- John Augustus Reitz House
- U.S. National Register of Historic Places
- Interactive map showing the location of John Augustus Reitz House
- Location: 224 S.E. 1st St., Evansville, Indiana
- Coordinates: 37°58′3.39″N 87°34′20.69″W﻿ / ﻿37.9676083°N 87.5724139°W
- Area: 0.5 acres (0.20 ha)
- Built: 1871
- Architectural style: Second Empire
- NRHP reference No.: 73000047
- Added to NRHP: October 15, 1973

= Reitz Home Museum =

Historic house in Indiana, United States

The Reitz Home Museum is a Victorian house museum located in the Riverside Historic District in downtown Evansville, Indiana. The museum offers year-round guided tours.

An authentic restoration offers visitors a step back in time with silk damask-covered walls, hand painted ceilings, delicately molded plaster friezes, and intricately patterned hand-laid wood parquet floors. Other features of the home include tiled and marbled fireplaces, stained glass windows, and French gilt chandeliers. Much of the home is decorated with original period furniture.

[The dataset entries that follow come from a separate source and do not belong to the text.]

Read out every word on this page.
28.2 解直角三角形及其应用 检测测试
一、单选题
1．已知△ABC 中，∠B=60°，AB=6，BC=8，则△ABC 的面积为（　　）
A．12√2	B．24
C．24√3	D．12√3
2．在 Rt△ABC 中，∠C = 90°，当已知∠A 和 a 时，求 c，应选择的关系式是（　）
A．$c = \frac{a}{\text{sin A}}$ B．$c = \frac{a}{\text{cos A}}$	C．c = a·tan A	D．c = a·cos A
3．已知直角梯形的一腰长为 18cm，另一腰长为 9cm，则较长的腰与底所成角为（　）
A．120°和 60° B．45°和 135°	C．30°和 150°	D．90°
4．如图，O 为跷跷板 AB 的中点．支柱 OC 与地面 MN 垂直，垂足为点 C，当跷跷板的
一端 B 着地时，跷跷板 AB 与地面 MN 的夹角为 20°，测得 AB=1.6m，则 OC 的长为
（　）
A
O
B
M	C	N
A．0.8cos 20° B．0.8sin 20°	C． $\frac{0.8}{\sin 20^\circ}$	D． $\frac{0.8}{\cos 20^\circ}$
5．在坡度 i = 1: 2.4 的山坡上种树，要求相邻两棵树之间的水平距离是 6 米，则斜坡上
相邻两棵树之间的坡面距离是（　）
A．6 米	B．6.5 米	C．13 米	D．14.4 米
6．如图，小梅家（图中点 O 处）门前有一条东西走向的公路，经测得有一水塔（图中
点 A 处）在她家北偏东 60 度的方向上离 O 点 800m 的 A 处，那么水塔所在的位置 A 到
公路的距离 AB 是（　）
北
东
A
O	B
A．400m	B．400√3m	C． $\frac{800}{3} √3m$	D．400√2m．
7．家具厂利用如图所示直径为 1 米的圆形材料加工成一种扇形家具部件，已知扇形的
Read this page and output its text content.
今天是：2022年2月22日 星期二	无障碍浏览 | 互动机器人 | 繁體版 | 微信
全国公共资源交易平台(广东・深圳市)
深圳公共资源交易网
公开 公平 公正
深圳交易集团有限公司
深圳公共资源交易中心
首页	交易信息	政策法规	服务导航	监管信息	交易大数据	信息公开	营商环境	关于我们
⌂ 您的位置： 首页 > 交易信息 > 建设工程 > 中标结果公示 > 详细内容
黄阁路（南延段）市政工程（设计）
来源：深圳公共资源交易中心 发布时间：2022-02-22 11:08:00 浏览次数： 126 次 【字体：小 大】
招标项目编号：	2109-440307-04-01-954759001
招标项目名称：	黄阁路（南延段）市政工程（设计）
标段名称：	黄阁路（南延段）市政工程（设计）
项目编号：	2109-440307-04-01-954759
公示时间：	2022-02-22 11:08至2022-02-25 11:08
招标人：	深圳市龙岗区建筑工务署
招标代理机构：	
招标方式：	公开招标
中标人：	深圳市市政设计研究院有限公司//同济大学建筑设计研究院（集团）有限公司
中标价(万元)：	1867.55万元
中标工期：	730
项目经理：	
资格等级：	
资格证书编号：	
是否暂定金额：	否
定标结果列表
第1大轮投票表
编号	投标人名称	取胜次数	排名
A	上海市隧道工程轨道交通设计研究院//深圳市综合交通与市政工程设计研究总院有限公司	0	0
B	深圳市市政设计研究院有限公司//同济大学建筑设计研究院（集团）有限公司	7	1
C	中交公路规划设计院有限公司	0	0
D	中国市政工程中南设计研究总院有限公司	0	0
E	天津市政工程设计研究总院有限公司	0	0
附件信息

Considered by many to be one of the finest examples of the French Second Empire style architecture, the home has been featured in several issues of Victorian Homes magazine as well as Victorian Decorating and Lifestyle magazine.

In 2003 the home received a commendation from the Victorian Society in America for the preservation and restoration of the Victorian mansion.

==History==
John Augustus Reitz, who amassed a fortune in the lumber business, built the house in 1871 in the French Second Empire style. Built to express his success, the mansion was decorated with elegant furnishings and detailed architectural features. Upon Reitz's death in the 1890s, his eldest son Francis Joseph Reitz took over the house and completely redecorated the interior in a variety of Victorian styles.

In 1974 the Diocese of Evansville donated the mansion to the Reitz Home Preservation Society, a non-profit organization formed to restore and preserve the home. It was officially placed on the National Register of Historic Places in 1973 and was opened for public tours a year later. Joseph Lutz is currently the museum's executive director, as of July 2025.